In the Japanese pantheon there is no supreme god, such, for instance, as the Roman Jupiter, or the Greek Chronos, nor is there a thoroughgoing divine hierarchy.

According to the common view (although there is no definite thought about it), the idea seems to be that the universe with its laws and nature were already existent before the gods appeared on the scene; they created specific places, such as Japan, out of already existing material. Neither in Shinto nor in popular Buddhism is the conception formed of a primal fount of all being with its nature and laws. In this respect Japanese thought is like all primitive religious thought. There is no word in the Japanese language corresponding to the English term "God." The nearest approach to it are the Confucian terms "Jo-tei," "Supreme Emperor," "Ten," "Heaven," and "Ten-tei," "Heavenly Emperor"; but all of these terms are Chinese, they are therefore of late appearance in Japan, and represent rather conceptions of educated and Confucian classes than the ideas of the masses.

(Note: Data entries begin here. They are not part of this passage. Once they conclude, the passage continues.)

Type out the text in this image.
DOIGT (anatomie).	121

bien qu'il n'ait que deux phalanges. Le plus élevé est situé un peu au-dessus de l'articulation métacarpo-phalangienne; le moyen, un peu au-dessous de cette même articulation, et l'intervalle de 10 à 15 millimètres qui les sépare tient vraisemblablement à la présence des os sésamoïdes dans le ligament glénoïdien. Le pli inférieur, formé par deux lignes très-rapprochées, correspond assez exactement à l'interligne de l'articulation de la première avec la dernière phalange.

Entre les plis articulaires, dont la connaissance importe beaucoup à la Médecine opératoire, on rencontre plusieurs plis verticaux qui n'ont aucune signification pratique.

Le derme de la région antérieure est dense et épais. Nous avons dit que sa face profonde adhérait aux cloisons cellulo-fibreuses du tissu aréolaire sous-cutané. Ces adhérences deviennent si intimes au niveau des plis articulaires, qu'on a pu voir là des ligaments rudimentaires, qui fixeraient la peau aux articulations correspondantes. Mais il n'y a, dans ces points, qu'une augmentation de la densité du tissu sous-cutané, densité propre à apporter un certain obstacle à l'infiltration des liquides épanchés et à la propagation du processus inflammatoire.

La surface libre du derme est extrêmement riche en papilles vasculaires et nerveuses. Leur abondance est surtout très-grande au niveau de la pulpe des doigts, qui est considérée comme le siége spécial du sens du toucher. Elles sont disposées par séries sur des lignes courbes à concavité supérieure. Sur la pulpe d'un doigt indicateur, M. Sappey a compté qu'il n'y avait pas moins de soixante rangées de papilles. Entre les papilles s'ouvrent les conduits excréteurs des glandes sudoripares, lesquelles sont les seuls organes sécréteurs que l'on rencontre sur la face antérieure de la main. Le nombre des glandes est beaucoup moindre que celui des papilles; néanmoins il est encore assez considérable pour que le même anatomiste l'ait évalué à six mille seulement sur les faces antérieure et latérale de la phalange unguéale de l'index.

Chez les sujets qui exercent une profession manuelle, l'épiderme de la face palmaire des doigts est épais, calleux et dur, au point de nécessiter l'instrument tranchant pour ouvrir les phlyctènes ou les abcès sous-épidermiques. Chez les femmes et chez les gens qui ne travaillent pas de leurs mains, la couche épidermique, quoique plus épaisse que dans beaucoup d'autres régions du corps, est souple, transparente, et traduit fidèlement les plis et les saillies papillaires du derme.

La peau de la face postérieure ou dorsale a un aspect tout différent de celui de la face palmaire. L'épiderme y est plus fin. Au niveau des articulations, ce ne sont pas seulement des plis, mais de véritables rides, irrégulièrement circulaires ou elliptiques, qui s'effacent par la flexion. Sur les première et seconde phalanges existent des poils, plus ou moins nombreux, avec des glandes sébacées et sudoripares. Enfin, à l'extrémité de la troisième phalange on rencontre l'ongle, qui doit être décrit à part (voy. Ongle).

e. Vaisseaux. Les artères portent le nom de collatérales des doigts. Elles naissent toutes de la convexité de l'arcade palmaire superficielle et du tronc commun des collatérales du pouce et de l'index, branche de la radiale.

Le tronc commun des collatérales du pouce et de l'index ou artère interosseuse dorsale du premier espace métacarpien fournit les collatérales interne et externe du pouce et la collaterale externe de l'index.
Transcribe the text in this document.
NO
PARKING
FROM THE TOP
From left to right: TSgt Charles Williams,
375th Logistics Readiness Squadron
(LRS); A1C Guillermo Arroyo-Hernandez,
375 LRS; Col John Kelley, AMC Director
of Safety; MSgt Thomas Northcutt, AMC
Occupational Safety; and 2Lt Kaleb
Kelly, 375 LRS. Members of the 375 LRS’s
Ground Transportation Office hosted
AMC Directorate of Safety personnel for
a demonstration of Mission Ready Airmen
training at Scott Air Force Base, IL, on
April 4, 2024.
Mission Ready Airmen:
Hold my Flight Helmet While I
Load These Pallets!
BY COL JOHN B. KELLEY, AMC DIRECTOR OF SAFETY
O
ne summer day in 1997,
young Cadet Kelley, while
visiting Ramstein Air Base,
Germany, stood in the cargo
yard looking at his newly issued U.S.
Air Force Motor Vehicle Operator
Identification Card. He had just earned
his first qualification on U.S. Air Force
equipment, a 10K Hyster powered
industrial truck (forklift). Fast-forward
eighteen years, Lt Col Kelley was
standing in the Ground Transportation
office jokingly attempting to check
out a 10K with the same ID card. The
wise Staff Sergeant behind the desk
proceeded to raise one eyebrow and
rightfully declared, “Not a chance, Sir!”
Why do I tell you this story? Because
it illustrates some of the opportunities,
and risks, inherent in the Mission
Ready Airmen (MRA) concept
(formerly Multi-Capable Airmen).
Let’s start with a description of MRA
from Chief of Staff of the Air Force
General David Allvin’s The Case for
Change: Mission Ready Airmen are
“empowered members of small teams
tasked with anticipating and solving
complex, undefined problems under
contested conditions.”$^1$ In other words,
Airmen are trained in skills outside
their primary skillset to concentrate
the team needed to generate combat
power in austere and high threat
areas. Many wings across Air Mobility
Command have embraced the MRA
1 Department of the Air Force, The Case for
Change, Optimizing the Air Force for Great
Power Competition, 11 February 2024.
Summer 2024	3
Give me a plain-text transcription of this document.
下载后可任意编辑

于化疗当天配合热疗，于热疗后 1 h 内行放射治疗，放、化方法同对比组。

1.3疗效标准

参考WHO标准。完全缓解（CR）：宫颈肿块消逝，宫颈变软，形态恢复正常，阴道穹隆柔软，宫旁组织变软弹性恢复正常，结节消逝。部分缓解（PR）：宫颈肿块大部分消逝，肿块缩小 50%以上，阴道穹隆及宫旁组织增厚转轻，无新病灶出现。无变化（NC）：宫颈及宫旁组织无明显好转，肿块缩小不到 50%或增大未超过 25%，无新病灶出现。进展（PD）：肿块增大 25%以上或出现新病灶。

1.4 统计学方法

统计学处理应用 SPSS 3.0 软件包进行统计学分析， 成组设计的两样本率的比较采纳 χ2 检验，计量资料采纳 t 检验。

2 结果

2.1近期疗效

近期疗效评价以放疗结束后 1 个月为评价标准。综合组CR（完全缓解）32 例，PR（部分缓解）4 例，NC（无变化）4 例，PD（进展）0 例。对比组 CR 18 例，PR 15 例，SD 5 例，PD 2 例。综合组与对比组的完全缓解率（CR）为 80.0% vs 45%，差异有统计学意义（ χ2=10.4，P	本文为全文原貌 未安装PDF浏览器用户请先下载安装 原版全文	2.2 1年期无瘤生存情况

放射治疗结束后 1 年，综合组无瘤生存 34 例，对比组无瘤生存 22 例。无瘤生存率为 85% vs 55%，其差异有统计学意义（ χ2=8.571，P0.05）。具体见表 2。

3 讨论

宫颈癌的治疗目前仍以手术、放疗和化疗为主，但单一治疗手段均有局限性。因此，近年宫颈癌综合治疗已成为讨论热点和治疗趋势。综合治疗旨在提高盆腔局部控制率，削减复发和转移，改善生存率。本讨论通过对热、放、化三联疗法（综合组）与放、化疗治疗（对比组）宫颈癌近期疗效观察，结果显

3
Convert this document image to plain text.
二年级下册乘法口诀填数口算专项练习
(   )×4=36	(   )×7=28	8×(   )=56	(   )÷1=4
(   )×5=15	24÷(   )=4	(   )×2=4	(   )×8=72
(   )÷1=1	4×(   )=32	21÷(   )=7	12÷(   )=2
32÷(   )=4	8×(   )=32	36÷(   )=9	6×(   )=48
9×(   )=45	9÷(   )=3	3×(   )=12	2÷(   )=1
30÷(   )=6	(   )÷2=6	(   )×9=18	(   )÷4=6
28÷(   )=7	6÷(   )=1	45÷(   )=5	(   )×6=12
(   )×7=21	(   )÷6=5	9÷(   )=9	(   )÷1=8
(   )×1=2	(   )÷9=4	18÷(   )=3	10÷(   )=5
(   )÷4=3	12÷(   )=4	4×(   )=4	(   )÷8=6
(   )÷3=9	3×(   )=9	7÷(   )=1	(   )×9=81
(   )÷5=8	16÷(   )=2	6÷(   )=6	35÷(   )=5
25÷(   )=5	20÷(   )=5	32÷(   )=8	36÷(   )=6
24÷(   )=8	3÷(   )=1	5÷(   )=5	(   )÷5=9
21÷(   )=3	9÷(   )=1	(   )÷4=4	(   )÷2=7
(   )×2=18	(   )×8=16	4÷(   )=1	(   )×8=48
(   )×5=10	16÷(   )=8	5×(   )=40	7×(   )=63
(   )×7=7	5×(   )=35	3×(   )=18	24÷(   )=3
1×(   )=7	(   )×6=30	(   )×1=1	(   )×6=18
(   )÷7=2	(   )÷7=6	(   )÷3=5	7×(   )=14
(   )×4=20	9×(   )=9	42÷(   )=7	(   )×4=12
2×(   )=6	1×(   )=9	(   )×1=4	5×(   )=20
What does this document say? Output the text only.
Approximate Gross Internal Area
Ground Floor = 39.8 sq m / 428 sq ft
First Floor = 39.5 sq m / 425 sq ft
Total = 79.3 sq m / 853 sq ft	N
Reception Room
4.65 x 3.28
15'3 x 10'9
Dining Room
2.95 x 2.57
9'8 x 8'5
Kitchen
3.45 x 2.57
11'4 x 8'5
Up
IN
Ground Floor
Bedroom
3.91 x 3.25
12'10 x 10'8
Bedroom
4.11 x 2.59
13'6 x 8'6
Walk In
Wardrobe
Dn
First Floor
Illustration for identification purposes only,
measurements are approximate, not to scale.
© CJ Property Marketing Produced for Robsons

These terms approach closely to the idea of monotheism; but though the doctrine may be discovered lying implicit in these words and ideas it was never developed. Whether "Heaven" was to be conceived as a person, or merely as fate, was not clearly thought out; some expressions point in one direction while others point in the other.

I may here call attention to a significant fact in the history of recent Christian work in Japan. Although the serious-minded Japanese is first attracted to Christianity by the character of its ethical thought—so much resembling, also so much surpassing that of Confucius, it is none the less true that monotheism is another powerful source of attraction. I have been repeatedly told by Christians that the first religious satisfaction they ever experienced was upon their discovery of monotheism. How it affected Dr. Neesima, readers of his life cannot have overlooked. He is a type of multitudes. In the earlier days of Christian work many felt that they had become Christians upon rejection of polytheism and acceptance of monotheism. And in truth they were so far forth Christian, although they knew little of Christ, and felt little need of His help as a personal Saviour. The weakness of the Church in recent years is due in part, I doubt not, to the acceptance into its membership of numbers who were, properly speaking, monotheistic, but not in the complete sense of the term Christian. Their discovery later that more was needed than the intellectual acceptance of monotheism ere they could be considered, or even be, truly "Christian," has led many such "believers" to abandon their relations with the Church. This, while on many accounts to be regretted, was nevertheless inevitable. The bare acceptance of the monotheistic idea does not secure that transformation of heart and produce that warmth of living faith which are essential elements in the altruistic life demanded of the Christian.

Nor is it difficult to understand why monotheism has proved such an attraction to the Japanese when we consider that through it they first recognized a unity in the universe and even in their own lives. Nature, and human nature took on an intelligibility which they never had had under the older philosophy. History likewise was seen to have a meaning and an order, to say nothing of a purpose, which the non-Christian faiths did not themselves see and could not give to their devotees. Furthermore the monotheistic idea furnished a satisfactory background and explanation for the exact sciences. If there is but one God, who is the fount and cause of all being, it is easy to see why the truths of science should be universal and absolute, rather than local and diverse, as they would be were they subject to the jurisdiction of various local deities. The universality of nature's laws was inconceivable under polytheism. Monotheism thus found a ready access to many minds. Polytheism pure and simple is the belief of no educated Japanese to-day. He is a monist of some kind or other. Philosophic Buddhism always was monistic, but not monotheistic. Thinking Confucianists were also monistic. But neither philosophic Buddhism nor Confucianism emphasized their monistic elements; they did not realize the importance to popular thought of monistic conceptions. But possessing these ideas, and being now in contact with aggressive Christian monotheism, they are beginning to emphasize this truth.